The wage workers are, therefore, the most determined and irreconcilable antagonists of the ruling class. They suffer most from the curse of class rule. The fact that a few capitalists are permitted to control all the country's industrial resources and social tools for their individual profit, and to make the production of the necessaries of life the object of competitive private enterprise and speculation, is at the bottom of all the social evils of our time.

Anarchy of Capitalist Production

In spite of the organization of trusts, pools and combinations, the capitalists are powerless to regulate production for social ends. Industries are largely conducted in a planless manner. Through periods of feverish activity the strength and health of the workers are mercilessly used up, and during periods of enforced idleness the workers are frequently reduced to starvation.

The climaxes of this system of production are the regularly recurring industrial depressions and crises which paralyze the nation every fifteen or twenty years.

The capitalist class, in its mad race for profits, is bound to exploit the workers to the very limit of their endurance and to sacrifice their physical, moral and mental welfare to its own insatiable greed. Capitalism keeps the masses of workingmen in poverty, destitution, physical exhaustion and ignorance. It drags their wives from their homes to the mill and factory. It snatches their children from the playgrounds and schools and grinds their slender bodies and unformed minds into cold dollars.

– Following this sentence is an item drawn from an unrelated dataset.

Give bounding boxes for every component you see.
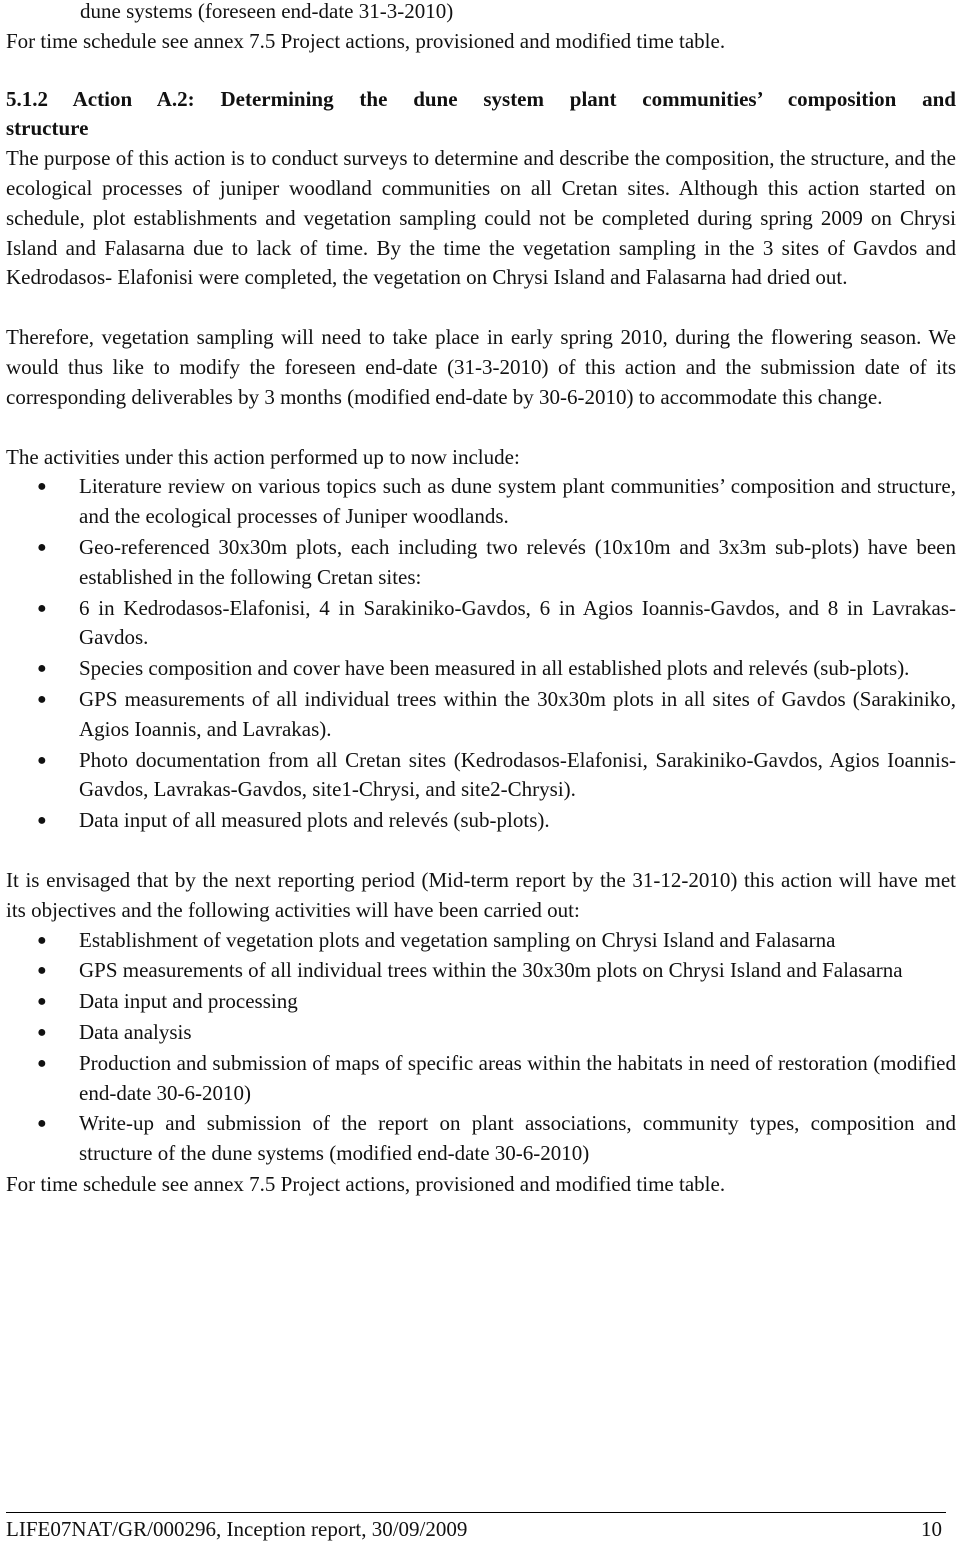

It disfigures, maims, and kills hundreds of thousands of workingmen annually in mines, on railroads and in factories. It drives millions of workers into the ranks of the unemployed and forces large numbers of them into beggary, vagrancy and all forms of crime and vice.

How the Ruling Class Controls

To maintain their rule over their fellow men, the capitalists must keep in their pay all organs of the public powers, public mind and public conscience. They control the dominant parties and, through them, the elected public officials. They select the executives, bribe the legislatures, and corrupt the courts of justice. They own and censor the press. They dominate the educational institutions. They own the nation politically and intellectually just as they own it industrially.

Socialism Will Free All Classes

The struggle between wage workers and capitalists grows ever fiercer, and has now become the only vital issue before the American people. The wage-working class, therefore, has the most direct interest in abolishing the capitalist system. But in abolishing the present system the workingmen will free not only their own class, but also all other classes of modern society: the small farmer who is to-day exploited by large capital more indirectly but not less effectively than is the wage laborer; the small manufacturer and trader, who is engaged in a desperate and losing struggle for economic independence in the face of the all-conquering power of concentrated capital; and even the capitalist himself, who is the slave of his wealth rather than its master. The struggle of the working class against the capitalist class, while it is a class struggle, is thus at the same time a struggle for the abolition of all classes and class privileges.